When a Preschooler Goes Rogue

A while back one of my Little People went rogue on me.  To be truthful, it happened almost overnight.  The first few months of school he was fine - an obvious thinker and careful talker, if a little moody.  However, around Christmastime something happened and he got a little - angry.  I'm not sure what exactly occurred that made this so, and I might not ever know.  It seemed to me as if something was happening at home that had him anxious, or tired, or worried.  Whatever it was, it manifested itself in his behavior in many challenging ways.  He (let's call him Billy) was suddenly quick to push, shove, and hit.  He lost all tolerance for sharing or taking turns, and would just grab toys from other kids when something caught his fancy.  His favorite playground game was playing "police" and catching (and often grabbing/on-the-edge-of-tackling the "bad guys").  He began acting out in ways that disregarded classroom the same expectations that he had before followed  - seemingly in order to gain approval from his peers.  These took the form of silly comments in large group, select words that were not "school words", continuing to make sounds on the comment when asked not to with sidelong looks at his carpet neighbors to see if they were paying attention to him.

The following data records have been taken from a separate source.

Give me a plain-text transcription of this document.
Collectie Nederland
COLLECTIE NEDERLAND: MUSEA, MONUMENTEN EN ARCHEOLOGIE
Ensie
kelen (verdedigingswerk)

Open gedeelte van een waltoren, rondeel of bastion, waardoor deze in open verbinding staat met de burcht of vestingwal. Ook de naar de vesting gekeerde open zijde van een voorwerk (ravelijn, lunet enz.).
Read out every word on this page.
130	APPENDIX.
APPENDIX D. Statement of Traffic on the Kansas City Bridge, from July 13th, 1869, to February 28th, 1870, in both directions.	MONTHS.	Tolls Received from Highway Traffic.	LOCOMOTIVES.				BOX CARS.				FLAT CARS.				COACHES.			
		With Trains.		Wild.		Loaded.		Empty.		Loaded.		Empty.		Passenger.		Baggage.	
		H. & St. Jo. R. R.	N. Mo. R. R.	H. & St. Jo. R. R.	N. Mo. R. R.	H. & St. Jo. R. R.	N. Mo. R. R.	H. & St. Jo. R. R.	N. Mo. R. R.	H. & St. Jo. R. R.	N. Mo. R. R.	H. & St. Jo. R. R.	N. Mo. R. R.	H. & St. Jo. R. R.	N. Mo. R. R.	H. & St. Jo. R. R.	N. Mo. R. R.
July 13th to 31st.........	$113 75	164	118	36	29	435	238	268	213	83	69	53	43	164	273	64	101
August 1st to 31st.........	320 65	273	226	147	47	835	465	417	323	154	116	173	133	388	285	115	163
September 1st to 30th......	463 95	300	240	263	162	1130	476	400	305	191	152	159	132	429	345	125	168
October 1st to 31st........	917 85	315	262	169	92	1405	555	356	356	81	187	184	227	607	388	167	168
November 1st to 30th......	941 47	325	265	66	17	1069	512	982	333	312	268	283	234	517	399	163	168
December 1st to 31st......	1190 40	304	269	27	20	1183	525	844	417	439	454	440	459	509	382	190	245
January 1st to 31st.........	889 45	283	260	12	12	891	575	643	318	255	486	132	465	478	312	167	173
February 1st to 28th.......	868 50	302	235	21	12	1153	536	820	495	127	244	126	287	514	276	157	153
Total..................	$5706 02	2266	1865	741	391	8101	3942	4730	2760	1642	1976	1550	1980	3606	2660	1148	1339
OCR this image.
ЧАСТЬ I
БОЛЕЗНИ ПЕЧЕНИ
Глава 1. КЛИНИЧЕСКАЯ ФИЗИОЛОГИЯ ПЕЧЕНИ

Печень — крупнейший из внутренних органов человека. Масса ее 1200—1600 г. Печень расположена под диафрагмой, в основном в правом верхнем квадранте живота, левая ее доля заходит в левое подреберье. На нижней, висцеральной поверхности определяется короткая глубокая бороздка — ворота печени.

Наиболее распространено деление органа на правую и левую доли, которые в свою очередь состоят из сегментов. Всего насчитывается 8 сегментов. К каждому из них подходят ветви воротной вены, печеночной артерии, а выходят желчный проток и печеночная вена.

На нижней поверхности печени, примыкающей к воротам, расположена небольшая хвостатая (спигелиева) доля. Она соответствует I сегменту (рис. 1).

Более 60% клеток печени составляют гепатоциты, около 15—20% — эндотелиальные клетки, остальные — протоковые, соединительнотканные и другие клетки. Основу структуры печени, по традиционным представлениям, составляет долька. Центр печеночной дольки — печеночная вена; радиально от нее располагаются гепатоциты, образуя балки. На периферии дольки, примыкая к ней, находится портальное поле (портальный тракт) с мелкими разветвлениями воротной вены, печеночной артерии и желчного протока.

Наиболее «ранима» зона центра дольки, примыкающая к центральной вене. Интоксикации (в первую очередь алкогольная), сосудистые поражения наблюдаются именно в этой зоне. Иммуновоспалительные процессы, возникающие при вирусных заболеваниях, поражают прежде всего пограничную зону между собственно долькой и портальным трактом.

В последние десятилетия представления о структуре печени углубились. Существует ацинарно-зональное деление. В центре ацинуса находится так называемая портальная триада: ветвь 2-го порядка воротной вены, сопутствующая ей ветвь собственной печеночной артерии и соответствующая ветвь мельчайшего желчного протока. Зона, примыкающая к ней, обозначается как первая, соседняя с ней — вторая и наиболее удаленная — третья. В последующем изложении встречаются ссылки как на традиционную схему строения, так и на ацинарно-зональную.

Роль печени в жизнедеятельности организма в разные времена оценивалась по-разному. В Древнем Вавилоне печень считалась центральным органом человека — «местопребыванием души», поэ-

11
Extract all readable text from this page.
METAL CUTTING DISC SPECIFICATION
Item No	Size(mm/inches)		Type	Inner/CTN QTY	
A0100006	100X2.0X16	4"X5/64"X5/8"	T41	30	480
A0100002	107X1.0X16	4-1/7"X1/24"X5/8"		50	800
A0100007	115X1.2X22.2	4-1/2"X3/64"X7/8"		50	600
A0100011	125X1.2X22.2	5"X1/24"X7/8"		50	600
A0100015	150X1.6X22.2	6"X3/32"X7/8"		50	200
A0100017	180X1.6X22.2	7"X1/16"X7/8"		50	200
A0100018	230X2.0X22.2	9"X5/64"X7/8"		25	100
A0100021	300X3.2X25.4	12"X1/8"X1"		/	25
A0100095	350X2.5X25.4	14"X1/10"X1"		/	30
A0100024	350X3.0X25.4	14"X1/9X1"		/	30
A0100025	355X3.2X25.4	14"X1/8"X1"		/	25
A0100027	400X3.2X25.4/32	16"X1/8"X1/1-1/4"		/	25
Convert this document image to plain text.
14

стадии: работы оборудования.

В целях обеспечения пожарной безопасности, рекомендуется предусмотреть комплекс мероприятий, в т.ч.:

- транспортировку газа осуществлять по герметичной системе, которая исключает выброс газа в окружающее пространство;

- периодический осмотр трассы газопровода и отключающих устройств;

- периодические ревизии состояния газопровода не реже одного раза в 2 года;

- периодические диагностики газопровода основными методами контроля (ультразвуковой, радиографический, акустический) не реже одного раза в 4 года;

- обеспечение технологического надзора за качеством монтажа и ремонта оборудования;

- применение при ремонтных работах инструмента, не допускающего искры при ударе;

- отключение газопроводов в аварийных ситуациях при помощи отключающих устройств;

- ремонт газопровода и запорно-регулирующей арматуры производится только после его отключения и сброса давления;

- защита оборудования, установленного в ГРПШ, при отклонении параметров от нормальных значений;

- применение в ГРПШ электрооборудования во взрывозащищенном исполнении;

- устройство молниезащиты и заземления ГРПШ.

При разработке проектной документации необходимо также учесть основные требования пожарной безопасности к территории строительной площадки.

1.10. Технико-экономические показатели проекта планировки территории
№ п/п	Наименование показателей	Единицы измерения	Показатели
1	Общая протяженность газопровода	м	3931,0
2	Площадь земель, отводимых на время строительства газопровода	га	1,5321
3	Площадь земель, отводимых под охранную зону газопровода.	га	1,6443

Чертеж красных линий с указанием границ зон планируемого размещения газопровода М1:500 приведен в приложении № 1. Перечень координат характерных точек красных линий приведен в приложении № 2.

Unfortunately, these occurrences of misbehavior left a trail of collateral damage around him.  While the kids at first had regaled him as the "strongest" and "bravest" of the class, they soon tired of his angry play and rough actions.  The teachers also tired of his constant talking and out-of-line behaviors.  All of these factors added up to culminate in a situation of kids quick to tattle on him and (sadly true) teachers quick to believe anything negative said about him.

And it was at that place where we found ourselves just last week.  My co-teachers expressed frustration that they kept hearing report after report from the other kids about things that Billy had done.  I heard the rising irritation in their voices as they called out to him after these reports.  I found my fuse short with him as he continued to call attention to himself during large group time.  An incident of throwing multiple woodchips that found their way inside onto the carpet brought me to the end of my rope and I sent Billy to sit in a chair and away from the group for a while.

However, I knew in the back of my mind that of all the things that Billy might need, exclusion from attention wasn't one of them.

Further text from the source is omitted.